İmâm Ebû Hanife ve Mâlik (r.anhuma)'nın da dahil bulunduğu bâzı fukaha mehrin asgari miktarının hadîs-i şeriflerle on dirhem olarak belir­lendiğini ileri sürmüşlerdir. Kırk, yirmi ve elli dirhemi asgari miktar ola­rak görenler de vardır. Bu ihtilâfın sebebi Peygamber (s.a.v.), sahabe ve tâbiûn devrinde bu mevzûdaki tatbikat ve sözlerin çeşitli şekillerde te'vîl ve tefsîr edilmesidir.[Deliller için bk. Buhârî, nikâh; Karaman, H. Mukayeseli İslâm Hukuku, 282, 283.]

 

İMihrin yukarısı için belli bir sınır bulunmadığına dâir ulemânın icmâî vardır. Çünkü Allah teâlâ Hazretleri Kur'ân-ı Kerîm'inde "O kadınlardan birine kınlar vermiş olsanız..."[Nisâ 20] buyurmuştur. Kıntar; bazılarına göre bin ikiyüz okka altındır. Bazıları "kıntar" "bir öküz derisinin alabileceği altındır" demiş, bir takımları da "yetmiş bin miskal" demiştir. "Yüz rıtl altındır" diyenler de vardır. Hz. Ömer mehrin en yükseğini Peygamber (s.a.v.)'in zevcelerinin mehirleri kadar yapmak ve fazlasını Beyt-ül-mâl'e ver­mek istemiş, hatta bu fikrim hutbede söylemişti.

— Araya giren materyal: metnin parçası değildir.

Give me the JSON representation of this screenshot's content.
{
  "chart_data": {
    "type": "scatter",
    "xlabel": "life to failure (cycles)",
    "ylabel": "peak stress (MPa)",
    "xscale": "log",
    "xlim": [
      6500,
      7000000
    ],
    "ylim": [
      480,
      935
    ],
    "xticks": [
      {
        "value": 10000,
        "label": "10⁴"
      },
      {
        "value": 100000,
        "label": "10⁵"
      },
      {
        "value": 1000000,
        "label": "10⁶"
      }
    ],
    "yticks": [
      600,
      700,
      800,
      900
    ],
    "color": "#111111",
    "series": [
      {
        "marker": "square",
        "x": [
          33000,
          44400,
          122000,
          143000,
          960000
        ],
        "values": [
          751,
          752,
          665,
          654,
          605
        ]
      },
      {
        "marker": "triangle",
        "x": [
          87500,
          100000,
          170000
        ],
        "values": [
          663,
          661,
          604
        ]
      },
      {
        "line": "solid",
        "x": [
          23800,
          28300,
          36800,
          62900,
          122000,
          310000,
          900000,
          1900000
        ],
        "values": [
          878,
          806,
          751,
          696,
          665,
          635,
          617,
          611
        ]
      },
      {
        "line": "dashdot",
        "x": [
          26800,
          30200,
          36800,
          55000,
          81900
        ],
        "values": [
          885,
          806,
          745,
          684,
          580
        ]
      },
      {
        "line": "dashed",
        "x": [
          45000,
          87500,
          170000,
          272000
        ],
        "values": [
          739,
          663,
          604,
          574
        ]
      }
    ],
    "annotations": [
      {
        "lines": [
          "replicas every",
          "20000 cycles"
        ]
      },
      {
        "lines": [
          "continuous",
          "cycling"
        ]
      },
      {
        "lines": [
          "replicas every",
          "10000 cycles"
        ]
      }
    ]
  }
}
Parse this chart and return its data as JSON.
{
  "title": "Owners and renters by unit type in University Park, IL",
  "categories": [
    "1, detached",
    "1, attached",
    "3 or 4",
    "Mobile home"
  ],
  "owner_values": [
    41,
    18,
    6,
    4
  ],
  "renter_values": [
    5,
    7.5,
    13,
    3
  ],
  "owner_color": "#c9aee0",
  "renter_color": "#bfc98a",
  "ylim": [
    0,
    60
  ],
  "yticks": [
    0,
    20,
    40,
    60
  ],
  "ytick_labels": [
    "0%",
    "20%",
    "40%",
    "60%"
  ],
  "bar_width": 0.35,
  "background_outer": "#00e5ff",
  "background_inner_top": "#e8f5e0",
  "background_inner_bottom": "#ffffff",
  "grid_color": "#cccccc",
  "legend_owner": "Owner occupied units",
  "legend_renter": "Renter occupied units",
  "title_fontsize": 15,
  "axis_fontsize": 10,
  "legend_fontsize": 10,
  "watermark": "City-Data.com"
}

Fakat bir kadın az önce tercümesini sunduğumuz Nisa Sûresinin yirminci âyetini delil getirerek iti­razda bulunmuş, bunun üzerine Hz. Ömer de "Sizin hepiniz Ömer'den daha fakirisiniz" diyerek sözünden dönmüştür.[bk. Dâvudoğlu, A., Selâmet Yollan, III, 316-317.]

 

İslâm kadına, kendisine rağbet etsinler diye gençliği boyunca bir ser­vet biriktirmesini yakıştıramamış, bilâkis erkeklerin ona rağbet ettiklerini hediye (mehir) takdîmiyle sembolize etmelerini istemiştir. Binâenaleyh mehir, kadının bedeli veya ondan istifâde imkânının karşılığı değil, bir ömür boyu beraber yaşama arzusunun sembolik alâmetidir ve hediye kabilindendir.[bk. Karaman H., İslâm Hukuku, I, 282.]